Johannesburg. « L’évolution des événements en Syrie, tant à Tal Rifaat qu’à Manbij, ne va pas dans la direction souhaitée », a déclaré le président turc Recep Tayyip Erdoğan le 25 juillet dernier, lors d’une conférence de presse tenue à Ankara avant sa visite à Johannesburg (1), où s’est tenu le sommet des Brics. Au contraire, les seuls endroits où les événements « vont dans la direction souhaitée », a dit le chef d’Ankara, « sont l’Afrin, Jarablus et al-Bab », c’est-à-dire les zones actuellement sous contrôle turc après l’opération « Olive Branch », lancée le 20 janvier et achevée le 18 mars, menée par l’armée turque avec l’armée syrienne libre. « Ce que nous voulons – dit Erdoğan – c’est que le peuple syrien soit protégé contre les attaques brutales ». La situation en Syrie continue de poser de nombreux problèmes et suscite un vif intérêt de la part du président Vladimir Poutine.

Le mois dernier, le régime syrien – avec l’appui de l’armée de l’air russe – a lancé une opération militaire majeure à Daraa (2), assurant ainsi le contrôle de la plus grande partie de la frontière syrienne avec la Jordanie.
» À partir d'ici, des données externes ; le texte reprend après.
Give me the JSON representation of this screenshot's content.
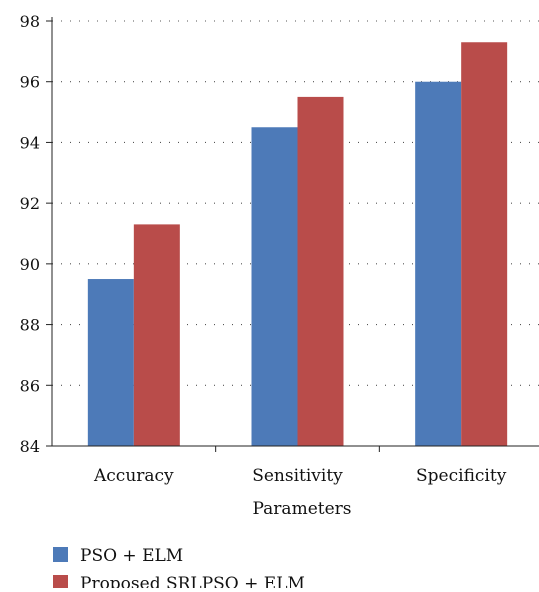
{
  "chart_data": {
    "type": "bar",
    "categories": [
      "Accuracy",
      "Sensitivity",
      "Specificity"
    ],
    "series": [
      {
        "name": "PSO + ELM",
        "values": [
          89.5,
          94.5,
          96.0
        ],
        "color": "#4d7ab8"
      },
      {
        "name": "Proposed SRLPSO + ELM",
        "values": [
          91.3,
          95.5,
          97.3
        ],
        "color": "#b94c4a"
      }
    ],
    "xlabel": "Parameters",
    "ylabel": "",
    "ylim": [
      84,
      98
    ],
    "yticks": [
      "84",
      "86",
      "88",
      "90",
      "92",
      "94",
      "96",
      "98"
    ],
    "grid": true,
    "legend_position": "bottom-left"
  }
}
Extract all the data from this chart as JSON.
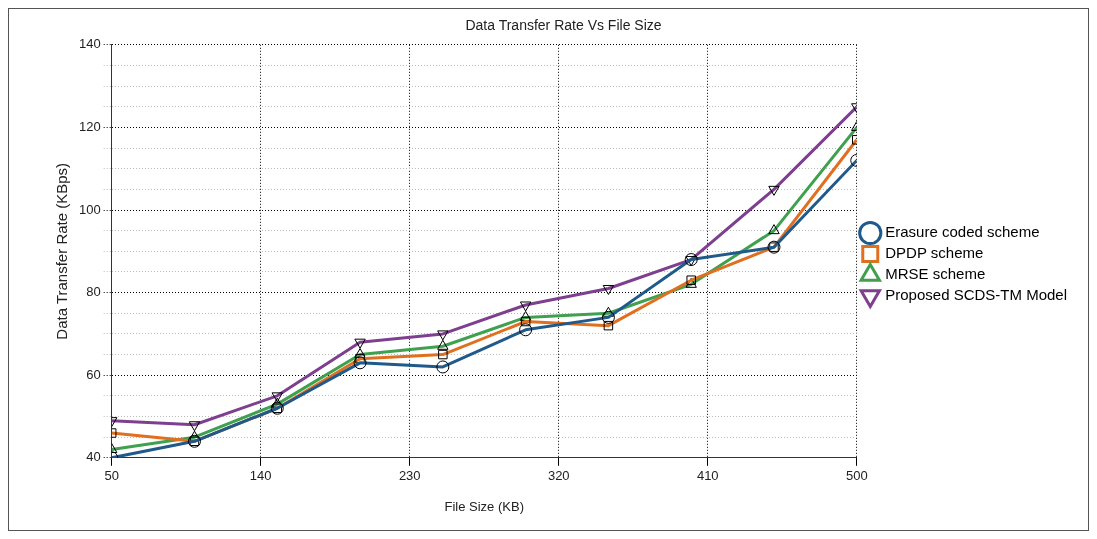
{
  "chart_data": {
    "type": "line",
    "title": "Data Transfer Rate Vs File Size",
    "xlabel": "File Size (KB)",
    "ylabel": "Data Transfer Rate (KBps)",
    "x": [
      50,
      100,
      150,
      200,
      250,
      300,
      350,
      400,
      450,
      500
    ],
    "series": [
      {
        "name": "Erasure coded scheme",
        "color": "#1f5a8a",
        "marker": "circle",
        "values": [
          40,
          44,
          52,
          63,
          62,
          71,
          74,
          88,
          91,
          112
        ]
      },
      {
        "name": "DPDP scheme",
        "color": "#e07020",
        "marker": "square",
        "values": [
          46,
          44,
          52,
          64,
          65,
          73,
          72,
          83,
          91,
          117
        ]
      },
      {
        "name": "MRSE scheme",
        "color": "#3fa050",
        "marker": "triangle",
        "values": [
          42,
          45,
          53,
          65,
          67,
          74,
          75,
          82,
          95,
          120
        ]
      },
      {
        "name": "Proposed SCDS-TM Model",
        "color": "#7f3f8f",
        "marker": "triangle-down",
        "values": [
          49,
          48,
          55,
          68,
          70,
          77,
          81,
          88,
          105,
          125
        ]
      }
    ],
    "xlim": [
      50,
      500
    ],
    "xticks": [
      50,
      140,
      230,
      320,
      410,
      500
    ],
    "ylim": [
      40,
      140
    ],
    "yticks": [
      40,
      {
        "value": 45,
        "label": null
      },
      {
        "value": 50,
        "label": null
      },
      {
        "value": 55,
        "label": null
      },
      60,
      {
        "value": 65,
        "label": null
      },
      {
        "value": 70,
        "label": null
      },
      {
        "value": 75,
        "label": null
      },
      80,
      {
        "value": 85,
        "label": null
      },
      {
        "value": 90,
        "label": null
      },
      {
        "value": 95,
        "label": null
      },
      100,
      {
        "value": 105,
        "label": null
      },
      {
        "value": 110,
        "label": null
      },
      {
        "value": 115,
        "label": null
      },
      120,
      {
        "value": 125,
        "label": null
      },
      {
        "value": 130,
        "label": null
      },
      {
        "value": 135,
        "label": null
      },
      140
    ],
    "grid": true,
    "legend": "right",
    "line_style": "solid"
  }
}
À la fin de l’opération, environ 350 000 civils ont fui Daraa, entassés dans des zones proches de la frontière (3).

Pour Erdoğan, ce sont les Accords d’Astana (4), le plan de cessez-le-feu entre les groupes rebelles et les forces combattant au nom du gouvernement de Bachar al-Assad, qui sont en danger, ainsi que l’organisation des quatre zones dites de désescalade dans des zones principalement gardées par l’opposition du pays, avec la garantie de la Russie, la Turquie et l’Iran. Pourtant, avec le temps, Idlib (également une zone de conflit en désescalade) est devenue la seule province entièrement contrôlée par les rebelles : une éventuelle attaque du régime syrien fait craindre une énorme migration vers le nord de la Turquie.

Perspectives :

  • L’inquiétude d’Ankara reprend le ton de la question migratoire, en appuyant sur la situation précaire d’Idlib : si la ville était attaquée, une migration massive vers la Turquie pourrait se produire. Depuis le 19 juillet, des milliers de résidents ont été évacués des deux villages de Kafraya et de Fuaa, les deux dernières zones contrôlées par des groupes armés pro-régime. Le transfert des habitants du village sur le territoire du gouvernement faisait partie d’un accord conclu le 17 juillet entre la Russie et la Turquie.
  • Dans le contexte des tensions entre l’Iran (un autre garant de l’accord d’Astana) et les États-Unis, Erdoğan, commentant les sanctions américaines contre l’Iran, a déclaré qu’il ne s’attendait pas à ce que Washington fasse « un faux pas » sur la question. Le président turc, en effet, s’était prononcé contre la mise en discussion (voire la rupture) des liens économiques avec l’Iran, alors que les Etats-Unis s’attendaient à des sanctions. L’Iran est en effet un partenaire stratégique pour Erdoğan, même s’il n’a pas les moyens de s’opposer frontalement aux États-Unis. Pour le président turc, cependant, la question se pose sur le long terme, et le problème, entre autres, est aussi : « qui va chauffer mon pays pendant l’hiver ? ».

Sources :

  1. 10th Brics summit, Site officiel.
  2. Al Jazeera, Syria’s ‘de-escalation zones’ explained, 4 juillet 2017.
  3. AUSAF Syed Tausief, Daraa battle : Russia, Assad forces unleash heavy airstrikes as talks bog down, ArabNews, 5 juillet 2018.
  4. BBC, Syria War : UN seeks inquiry into ‘Russian’ Idlib air strikes, 11 juin 2018.